2 min read

Zipf's Law with the Bee Movie

The Bee Movie

The Bee Movie is possibly one of the most infamous and widely-memed movies. Hell, a human woman falls in love with a weirdly sexualized bee played by Jerry Seinfield, and many laws of physics are broken - what could be better?

After seeing this TikTok where a person creates a script in Python to write the Bee Movie script by text, I decided to do some sentiment analysis with the Bee Movie script (which I downloaded here)

Word Frequency

I made this cute little graph that shows the word frequency.

tokenized_bee_movie %>%
  count(word, sort= TRUE) %>%
  top_n(10) %>%
  mutate(word = reorder(word,n)) %>%
  ggplot(aes(word,n, fill=word)) +
  geom_col() +
  xlab(NULL) +
  coord_flip() +
  labs(title="The Most Common Words in the Bee Movie") +
  scale_fill_manual(values=c("goldenrod1","black","goldenrod1","black","goldenrod1","black","goldenrod1","black","goldenrod1","black")) +
  theme_bw() +
  theme(legend.position="none")
## Selecting by n

Zipf’s Law

The new addition to this script that makes it different from the many, many, many word frequency graphs I’ve made on this blog before (apparently amateur text-mining is my thing) is that today I used Zipf’s Law.

zipfs_bee_movie %>%
  ggplot(aes(rank,term_frequency)) +
  geom_line(col="goldenrod", lwd=2) +
  scale_x_log10() +
  scale_y_log10() +
  theme_bw() +
  labs(title="Zipf's Law for the Bee Movie")

Zipf’s Law states that the frequency of any word is inversely proportional to its rank in the frequency table of the words.
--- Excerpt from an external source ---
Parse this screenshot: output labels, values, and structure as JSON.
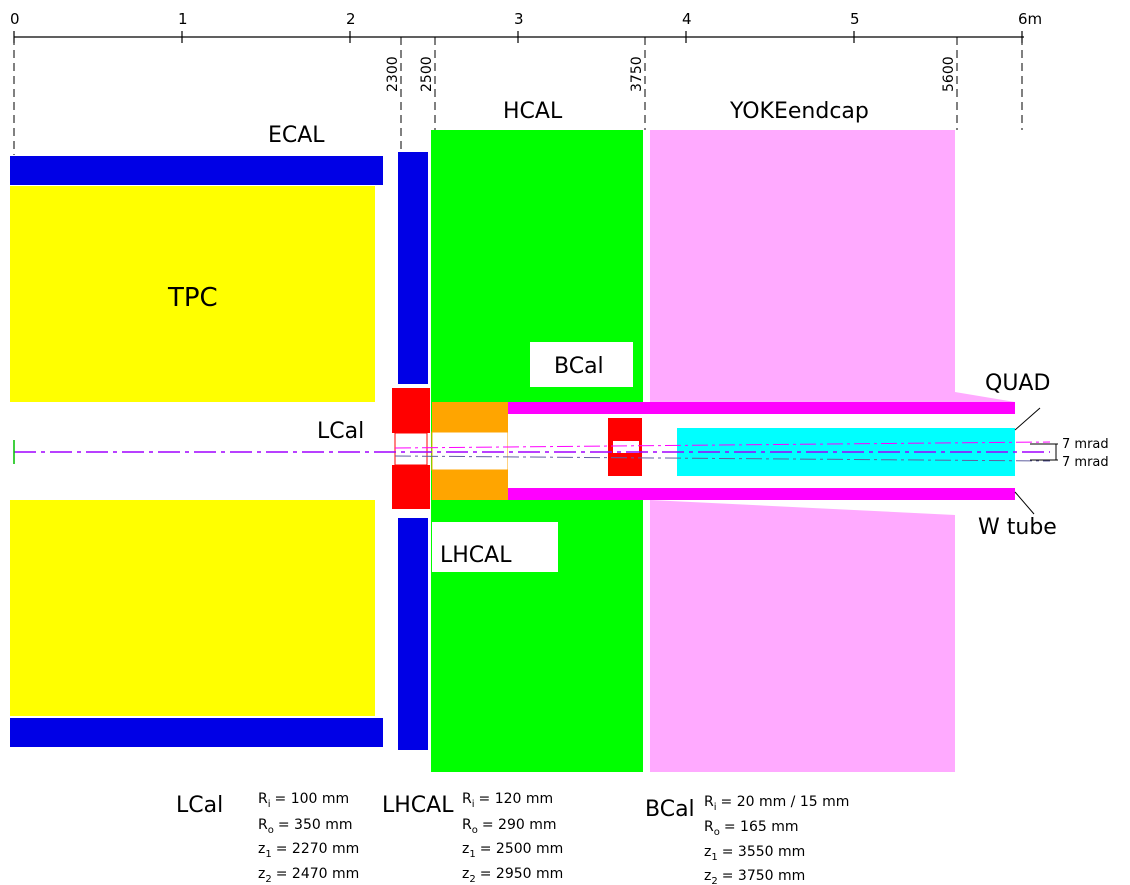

We can test whether Zipf’s Law holds true by calculating a score that relates the rank to the row number. I used this formula: (row \ number / term \ frequency) to create a score for each and graphed it on a log-log axes as done here.

The resulting graph is supposed to be a fairly straight line, which seems to suggest that the Bee Movie script generally follows Zipf’s Law. That being said, there seem to be lots of words which are used only once because they seem to have low rank and aren’t very frequent. That being said, I may have misinterpreted this graph incorrectly because I have never worked with Zipf’s Law before.